For the one billion sufferers of respiratory disease, managing their disease with inhalers crucially influences their quality of life. Generic treatment plans could be improved with the aid of computational models that account for patient-specific features such as breathing pattern, lung pathology and morphology. Therefore, we aim to develop and validate an automated computational framework for patient-specific deposition modelling. To that end, an image processing approach is proposed that could produce 3D patient respiratory geometries from 2D chest X-rays and 3D CT images. We evaluated the airway and lung morphology produced by our image processing framework, and assessed deposition compared to in vivo data. The 2D-to-3D image processing reproduces airway diameter to 9% median error compared to ground truth segmentations, but is sensitive to outliers of up to 33% due to lung outline noise. Predicted regional deposition gave 5% median error compared to in vivo measurements. The proposed framework is capable of providing patient-specific deposition measurements for varying treatments, to determine which treatment would best satisfy the needs imposed by each patient (such as disease and lung/airway morphology). Integration of patient-specific modelling into clinical practice as an additional decision-making tool could optimise treatment plans and lower the burden of respiratory diseases.
Paper Structure (16 sections, 16 equations, 9 figures)

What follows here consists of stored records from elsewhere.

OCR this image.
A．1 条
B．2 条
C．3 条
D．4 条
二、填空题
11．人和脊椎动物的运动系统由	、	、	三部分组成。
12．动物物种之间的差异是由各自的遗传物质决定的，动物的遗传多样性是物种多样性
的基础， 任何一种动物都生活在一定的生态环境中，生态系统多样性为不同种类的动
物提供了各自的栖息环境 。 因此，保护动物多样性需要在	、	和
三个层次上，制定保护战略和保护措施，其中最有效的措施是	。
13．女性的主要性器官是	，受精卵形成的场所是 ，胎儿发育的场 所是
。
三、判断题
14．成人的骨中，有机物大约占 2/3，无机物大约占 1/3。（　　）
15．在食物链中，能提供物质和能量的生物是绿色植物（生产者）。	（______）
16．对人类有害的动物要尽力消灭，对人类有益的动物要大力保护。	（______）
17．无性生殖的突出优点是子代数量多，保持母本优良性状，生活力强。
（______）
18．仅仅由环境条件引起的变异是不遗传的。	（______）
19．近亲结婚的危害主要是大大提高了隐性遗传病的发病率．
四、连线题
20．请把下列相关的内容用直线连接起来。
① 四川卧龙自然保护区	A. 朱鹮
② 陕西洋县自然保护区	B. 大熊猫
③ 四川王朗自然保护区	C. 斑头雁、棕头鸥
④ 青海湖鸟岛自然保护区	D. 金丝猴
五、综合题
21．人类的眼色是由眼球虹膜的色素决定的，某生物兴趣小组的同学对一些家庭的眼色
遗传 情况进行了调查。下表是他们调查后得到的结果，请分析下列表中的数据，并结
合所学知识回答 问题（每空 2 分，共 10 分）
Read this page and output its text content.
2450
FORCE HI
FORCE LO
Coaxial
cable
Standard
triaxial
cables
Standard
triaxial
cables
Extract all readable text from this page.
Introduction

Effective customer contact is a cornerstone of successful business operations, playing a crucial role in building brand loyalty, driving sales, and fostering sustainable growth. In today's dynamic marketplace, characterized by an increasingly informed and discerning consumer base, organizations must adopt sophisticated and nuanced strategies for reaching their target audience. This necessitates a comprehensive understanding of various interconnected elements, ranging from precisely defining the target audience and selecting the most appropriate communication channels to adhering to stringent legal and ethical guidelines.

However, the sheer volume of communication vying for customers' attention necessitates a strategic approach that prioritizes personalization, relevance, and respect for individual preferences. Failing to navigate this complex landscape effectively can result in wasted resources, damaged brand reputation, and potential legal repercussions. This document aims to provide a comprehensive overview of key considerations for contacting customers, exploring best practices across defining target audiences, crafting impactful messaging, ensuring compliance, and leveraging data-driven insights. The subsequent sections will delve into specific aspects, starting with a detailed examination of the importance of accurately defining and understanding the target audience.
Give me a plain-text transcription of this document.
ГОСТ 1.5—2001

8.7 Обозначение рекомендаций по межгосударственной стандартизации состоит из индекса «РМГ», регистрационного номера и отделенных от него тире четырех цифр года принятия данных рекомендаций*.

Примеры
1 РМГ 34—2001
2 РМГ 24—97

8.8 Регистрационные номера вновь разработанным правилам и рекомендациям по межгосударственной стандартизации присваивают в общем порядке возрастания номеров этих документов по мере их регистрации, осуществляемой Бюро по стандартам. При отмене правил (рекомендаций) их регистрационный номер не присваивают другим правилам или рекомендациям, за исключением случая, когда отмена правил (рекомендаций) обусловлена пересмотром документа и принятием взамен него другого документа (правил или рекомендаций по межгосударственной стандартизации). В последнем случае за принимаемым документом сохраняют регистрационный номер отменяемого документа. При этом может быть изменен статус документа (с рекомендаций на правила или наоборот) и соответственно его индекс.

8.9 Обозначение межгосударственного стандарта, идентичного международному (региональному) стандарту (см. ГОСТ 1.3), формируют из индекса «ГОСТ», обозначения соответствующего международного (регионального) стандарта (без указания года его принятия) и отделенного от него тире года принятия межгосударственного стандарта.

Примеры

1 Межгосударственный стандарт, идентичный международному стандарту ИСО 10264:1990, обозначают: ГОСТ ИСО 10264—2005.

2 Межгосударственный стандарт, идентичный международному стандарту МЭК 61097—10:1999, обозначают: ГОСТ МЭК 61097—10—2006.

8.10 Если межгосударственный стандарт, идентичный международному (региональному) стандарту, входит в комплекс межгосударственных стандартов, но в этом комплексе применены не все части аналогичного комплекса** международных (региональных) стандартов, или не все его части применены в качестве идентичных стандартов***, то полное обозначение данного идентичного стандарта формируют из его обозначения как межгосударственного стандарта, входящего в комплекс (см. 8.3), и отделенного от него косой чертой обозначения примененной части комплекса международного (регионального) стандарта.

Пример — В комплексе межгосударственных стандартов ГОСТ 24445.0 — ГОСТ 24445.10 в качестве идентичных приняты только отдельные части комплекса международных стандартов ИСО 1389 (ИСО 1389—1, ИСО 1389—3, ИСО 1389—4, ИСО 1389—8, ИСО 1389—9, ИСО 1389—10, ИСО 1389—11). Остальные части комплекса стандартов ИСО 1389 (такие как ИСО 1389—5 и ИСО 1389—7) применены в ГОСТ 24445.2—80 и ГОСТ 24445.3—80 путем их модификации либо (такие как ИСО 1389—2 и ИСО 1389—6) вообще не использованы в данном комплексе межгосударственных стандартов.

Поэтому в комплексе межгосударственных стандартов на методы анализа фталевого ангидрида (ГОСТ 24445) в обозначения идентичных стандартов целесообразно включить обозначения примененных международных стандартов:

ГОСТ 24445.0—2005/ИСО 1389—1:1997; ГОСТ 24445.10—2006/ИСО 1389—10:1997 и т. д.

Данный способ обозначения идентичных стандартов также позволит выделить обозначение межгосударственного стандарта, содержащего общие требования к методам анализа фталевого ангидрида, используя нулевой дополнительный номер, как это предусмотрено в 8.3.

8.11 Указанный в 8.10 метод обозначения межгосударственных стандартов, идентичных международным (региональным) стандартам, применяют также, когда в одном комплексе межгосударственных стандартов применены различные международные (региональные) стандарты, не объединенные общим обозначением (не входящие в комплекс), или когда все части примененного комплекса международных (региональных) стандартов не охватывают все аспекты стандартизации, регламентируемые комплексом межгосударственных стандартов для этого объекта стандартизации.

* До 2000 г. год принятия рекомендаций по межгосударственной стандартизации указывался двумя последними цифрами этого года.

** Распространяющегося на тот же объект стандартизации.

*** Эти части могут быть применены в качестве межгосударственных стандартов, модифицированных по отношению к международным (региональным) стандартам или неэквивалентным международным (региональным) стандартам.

This paper contains 16 sections, 16 equations, 9 figures.

Figures (9)

  • Figure 1: Schematic overview of image-processing framework. Chest X-ray image(s) are provided as an input (a), where the shape is identified by our SSAM by iteratively adapting lung outline and gray-value based on a database of known lung shapes (b-c). The SSAM reconstruction can then be used to generate a surface mesh of lungs with a full airway tree (c). Alternatively, a 3D CT scan may be provided as an input (d) to our trained CNN architecture (e). The CNN returns a segmented labelmap for lungs and airways (f), which can also be used to generate the full respiratory domain (c).
  • Figure 2: Assessment of sensitivity of SSAM metrics to number of modes included in the model. Panels show (a) explained variance based on number of modes, (b) reconstrucion error for shapes in training set, (c) generalisation error for unseen shapes. When the model describes 90% of the population variance (indicated by blue dashed line), the generalisation error in adapting the model to unseen shapes is saturated.
  • Figure 3: Lung space volume error from SSAM and U-Net reconstructions of patients from LUNA16 dataset. Inset shows U-Net lung space volume error, where the U-Net results were produced using the pretrained U-Net from hofmanninger2020automatic.
  • Figure 4: Example of fitted SSAM compared to projection and lung outline for two largest lung space volume errors. Yellow markers are output landmarks from the SSAM, and black markers represent the X-ray edges detected by the Canny edge map described in Section \ref{['sec:preproc']}. Panels show (a) the largest error, (b) second largest error and (c) the lowest error. In (a) the right lung error was 31% and left lung error was 42.6%. In (b) the right lung error was 15.5% and left lung error was 38.3%. In (c) the right lung error was 1.8% and left lung error was 0.06%.
  • Figure 5: Comparison of airway diameter errors predicted by our SSAM compared to the ground truth segmentations. We show the influence of including an additional projection on diameter error in the trachea and main bronchi.